Der Hamas-Vertreter erklärte, sie hätten eine Verlängerung der 72-stündigen Waffenruhe abgelehnt. Die Verhandlungen würden aber fortgesetzt. „Wir werden unsere Anstrengungen fortsetzen, um die Aggression zu stoppen und die berechtigten Anliegen unser Bevölkerung zu erreichen. Die Palästinenser fordern eine Aufhebung der Blockade des Gazastreifens und eine Öffnung der Grenzübergänge. Neben der Aufhebung von Einschränkungen bei der Geldüberweisung und einer Ausweitung der Fangzone für Fischer bestehen sie auf dem Bau eines See- und Flughafens in dem schmalen, 40 Kilometer langen Küstenstreifen. Außerdem sollen Häftlinge in Israel freigelassen werden. Israel fordert als Bedingung für einen Wiederaufbau des zerstörten Gazastreifens eine Entmilitarisierung und eine Entwaffnung der militanten Organisationen. Dies lehnt die Hamas bislang kategorisch ab.

Die militanten Palästinenser üben seit 2007 ununterbrochen die Macht im Gazastreifen aus. „Die Zentren ihrer Herrschaft sind die Moscheen“, erklärt ein Journalist aus Gaza, der nicht namentlich genannt werden will, das System. „Jedes Wohnviertel, jeder Straßenzug ist einer Moschee zugeordnet. Deren Emir (Führer) hält seinen Rayon eisern im Griff. Zeitgenossen, die als „illoyal“ gelten, werden bespitzelt. Da sind dann oft 13- oder 14-Jährige, die beobachten, ob ein Ortsfremder den Betreffenden besucht, und das dann in der Moschee melden.“ Auch die mutmaßliche Hinrichtung des ehemaligen Hamas-Sprechers Aiman Taha wirft ein Schlaglicht auf die brutale Herrschaft.

Ein Hamas-Kritiker meinte dieser Tage, unter strikter Zusicherung der Anonymität: „Sie haben den Menschen das Blaue vom Himmel versprochen. Und was wird am Ende herauskommen? Ein paar Meilen mehr, die die Fischer aufs Meer hinausfahren dürfen, und ein paar Lkw-Ladungen mehr, die die abgeriegelte Grenze zu Israel passieren dürfen.

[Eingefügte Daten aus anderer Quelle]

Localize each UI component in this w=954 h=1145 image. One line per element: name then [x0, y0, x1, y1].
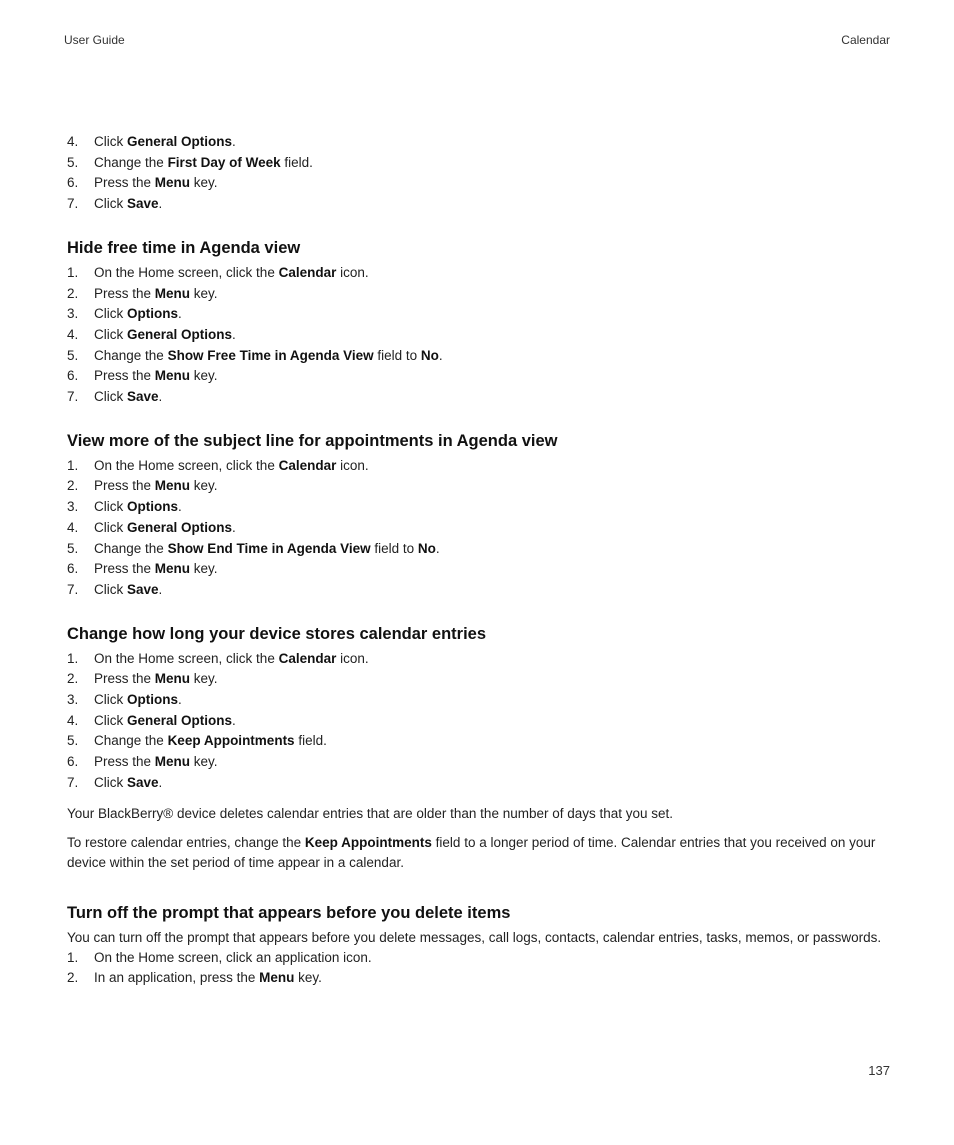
step-item [67, 153, 891, 174]
step-text [94, 497, 891, 518]
step-number: 5. [67, 347, 79, 363]
text-run: Press the [94, 478, 155, 494]
step-item [67, 559, 891, 580]
ui-term: Save [127, 389, 159, 405]
step-item [67, 387, 891, 408]
step-number: 6. [67, 368, 79, 384]
step-number: 5. [67, 154, 79, 170]
step-text [94, 325, 891, 346]
text-run: Click [94, 196, 127, 212]
text-run: Press the [94, 561, 155, 577]
text-run: key. [190, 478, 218, 494]
step-number: 7. [67, 774, 79, 790]
text-run: . [158, 581, 163, 597]
text-run: On the Home screen, click the [94, 650, 279, 666]
text-run: field to [373, 347, 421, 363]
text-run: Click [94, 306, 127, 322]
ui-term: Calendar [278, 264, 337, 280]
step-number: 6. [67, 754, 79, 770]
step-text [94, 263, 891, 284]
page-body [67, 132, 891, 989]
text-run: Click [94, 581, 127, 597]
step-text [94, 539, 891, 560]
text-run: . [232, 134, 236, 149]
step-number: 4. [67, 712, 79, 728]
step-list [67, 132, 891, 215]
ui-term: Options [127, 306, 178, 322]
ui-term: Menu [154, 478, 191, 494]
text-run: key. [190, 671, 218, 687]
step-number: 2. [67, 671, 79, 687]
step-number: 4. [67, 519, 79, 535]
ui-term: Calendar [278, 650, 337, 666]
body-paragraph [67, 804, 891, 824]
step-item [67, 497, 891, 518]
step-item [67, 284, 891, 305]
text-run: Click [94, 712, 127, 728]
step-text [94, 476, 891, 497]
step-text [94, 518, 891, 539]
ui-term: Menu [154, 561, 191, 577]
section-heading: Hide free time in Agenda view [67, 238, 301, 257]
text-run: . [232, 519, 236, 535]
step-number: 1. [67, 650, 79, 666]
step-item [67, 194, 891, 215]
ui-term: General Options [127, 134, 233, 149]
step-text [94, 387, 891, 408]
step-text [94, 173, 891, 194]
step-number: 2. [67, 285, 79, 301]
running-header-left: User Guide [64, 33, 125, 47]
text-run: . [435, 540, 440, 556]
step-text [94, 649, 891, 670]
step-number: 1. [67, 949, 79, 965]
running-header-right: Calendar [841, 33, 890, 47]
ui-term: Show Free Time in Agenda View [167, 347, 374, 363]
step-item [67, 752, 891, 773]
text-run: Click [94, 692, 127, 708]
text-run: Click [94, 134, 127, 149]
step-text [94, 284, 891, 305]
ui-term: Menu [154, 671, 191, 687]
text-run: Change the [94, 154, 168, 170]
text-run: key. [190, 368, 218, 384]
step-item [67, 968, 891, 989]
step-list [67, 456, 891, 601]
step-number: 1. [67, 457, 79, 473]
text-run: To restore calendar entries, change the [67, 835, 305, 851]
step-item [67, 773, 891, 794]
step-item [67, 539, 891, 560]
step-item [67, 476, 891, 497]
step-text [94, 132, 891, 153]
text-run: Click [94, 519, 127, 535]
page-number: 137 [868, 1063, 890, 1078]
step-text [94, 304, 891, 325]
text-run: Press the [94, 368, 155, 384]
step-number: 3. [67, 499, 79, 515]
section-heading: Change how long your device stores calendar entries [67, 624, 487, 643]
step-item [67, 325, 891, 346]
ui-term: Calendar [278, 457, 337, 473]
ui-term: Save [127, 196, 159, 212]
ui-term: Show End Time in Agenda View [167, 540, 371, 556]
ui-term: No [420, 347, 439, 363]
section-heading: Turn off the prompt that appears before you delete items [67, 904, 511, 923]
step-number: 7. [67, 196, 79, 212]
ui-term: No [417, 540, 436, 556]
section [67, 430, 891, 601]
text-run: key. [190, 175, 218, 191]
step-list [67, 263, 891, 408]
step-list [67, 948, 891, 989]
ui-term: Menu [259, 970, 295, 986]
step-text [94, 690, 891, 711]
body-paragraph [67, 833, 891, 872]
step-number: 5. [67, 733, 79, 749]
step-text [94, 194, 891, 215]
step-text [94, 559, 891, 580]
ui-term: Options [127, 692, 178, 708]
step-item [67, 132, 891, 153]
text-run: . [158, 774, 163, 790]
text-run: . [158, 389, 163, 405]
step-item [67, 649, 891, 670]
step-text [94, 346, 891, 367]
step-text [94, 669, 891, 690]
text-run: field. [280, 154, 313, 170]
section [67, 237, 891, 408]
step-item [67, 580, 891, 601]
ui-term: Menu [154, 285, 191, 301]
step-item [67, 173, 891, 194]
ui-term: First Day of Week [167, 154, 281, 170]
step-number: 5. [67, 540, 79, 556]
text-run: Change the [94, 347, 168, 363]
step-text [94, 366, 891, 387]
text-run: In an application, press the [94, 970, 260, 986]
step-item [67, 690, 891, 711]
text-run: You can turn off the prompt that appears before you delete messages, call logs, contacts, calendar entries, tasks, memos, or passwords. [67, 930, 882, 946]
text-run: icon. [336, 457, 369, 473]
step-text [94, 711, 891, 732]
step-item [67, 731, 891, 752]
text-run: On the Home screen, click the [94, 264, 279, 280]
step-text [94, 968, 891, 989]
text-run: Click [94, 774, 127, 790]
ui-term: General Options [127, 519, 233, 535]
ui-term: Menu [154, 368, 191, 384]
text-run: . [178, 692, 182, 708]
text-run: . [178, 499, 182, 515]
text-run: Your BlackBerry® device deletes calendar entries that are older than the number of days that you set. [67, 805, 674, 821]
text-run: Click [94, 326, 127, 342]
section [67, 623, 891, 872]
step-list [67, 649, 891, 794]
text-run: key. [190, 754, 218, 770]
body-paragraph [67, 928, 891, 948]
text-run: Change the [94, 733, 168, 749]
section [67, 902, 891, 989]
ui-term: Menu [154, 754, 191, 770]
step-item [67, 263, 891, 284]
step-number: 3. [67, 692, 79, 708]
text-run: . [232, 712, 236, 728]
section-heading: View more of the subject line for appointments in Agenda view [67, 431, 558, 450]
text-run: Press the [94, 754, 155, 770]
text-run: Press the [94, 175, 155, 191]
text-run: Press the [94, 285, 155, 301]
step-text [94, 948, 891, 969]
text-run: field. [294, 733, 327, 749]
step-number: 4. [67, 134, 79, 149]
text-run: field to [370, 540, 418, 556]
step-item [67, 518, 891, 539]
text-run: icon. [336, 650, 369, 666]
ui-term: Menu [154, 175, 191, 191]
text-run: key. [190, 561, 218, 577]
step-text [94, 773, 891, 794]
text-run: On the Home screen, click an application icon. [94, 949, 372, 965]
step-number: 3. [67, 306, 79, 322]
step-text [94, 731, 891, 752]
step-item [67, 304, 891, 325]
step-number: 2. [67, 970, 79, 986]
text-run: Change the [94, 540, 168, 556]
step-text [94, 153, 891, 174]
text-run: . [158, 196, 163, 212]
text-run: field to a longer period of time. Calendar entries that you received on your device within the set period of time appear in a calendar. [67, 835, 876, 870]
text-run: Click [94, 389, 127, 405]
ui-term: Save [127, 581, 159, 597]
step-number: 6. [67, 561, 79, 577]
text-run: Click [94, 499, 127, 515]
ui-term: Keep Appointments [304, 835, 432, 851]
text-run: Press the [94, 671, 155, 687]
text-run: . [438, 347, 443, 363]
ui-term: Save [127, 774, 159, 790]
step-item [67, 366, 891, 387]
step-number: 7. [67, 389, 79, 405]
text-run: key. [294, 970, 322, 986]
step-number: 1. [67, 264, 79, 280]
step-item [67, 346, 891, 367]
step-item [67, 669, 891, 690]
step-item [67, 456, 891, 477]
step-number: 7. [67, 581, 79, 597]
step-item [67, 711, 891, 732]
step-text [94, 580, 891, 601]
text-run: . [178, 306, 182, 322]
ui-term: Options [127, 499, 178, 515]
text-run: . [232, 326, 236, 342]
text-run: icon. [336, 264, 369, 280]
step-item [67, 948, 891, 969]
step-text [94, 752, 891, 773]
step-number: 2. [67, 478, 79, 494]
step-number: 6. [67, 175, 79, 191]
text-run: key. [190, 285, 218, 301]
step-text [94, 456, 891, 477]
ui-term: General Options [127, 712, 233, 728]
step-number: 4. [67, 326, 79, 342]
ui-term: General Options [127, 326, 233, 342]
text-run: On the Home screen, click the [94, 457, 279, 473]
ui-term: Keep Appointments [167, 733, 295, 749]
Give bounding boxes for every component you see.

Beide Seiten – die unsrige und Israel – haben nichts erreicht, rein gar nichts.“

Tatsächlich mag die Hamas im 1,8 Millionen Einwohner zählenden Gazastreifen nicht allgemein populär sein – zu ihrer „Siegesfeier“ am Donnerstag kamen gerade einmal ein paar Tausend eingefleischte Anhänger. Zugleich sind die Erwartungen an die Machthabenden hoch. Nach Schätzung der Uno-Behörde Ocha wurden in diesem Krieg 10.800 Häuser und Wohnungen zerstört, 65.000 Menschen wurden deshalb obdachlos. Viele von ihnen gehen davon aus, dass ihnen bald wieder neue Heime hingestellt werden. Der Journalist aus Gaza: „Mit leeren Händen können da die Hamas-Unterhändler nicht zurückkommen.“ Israel jedoch fürchtet aus guten Gründen Sicherheitsrisiken, wenn für Gaza bestimmte Baumaterialien in den Händen der Tunnelbauer der Hamas landen.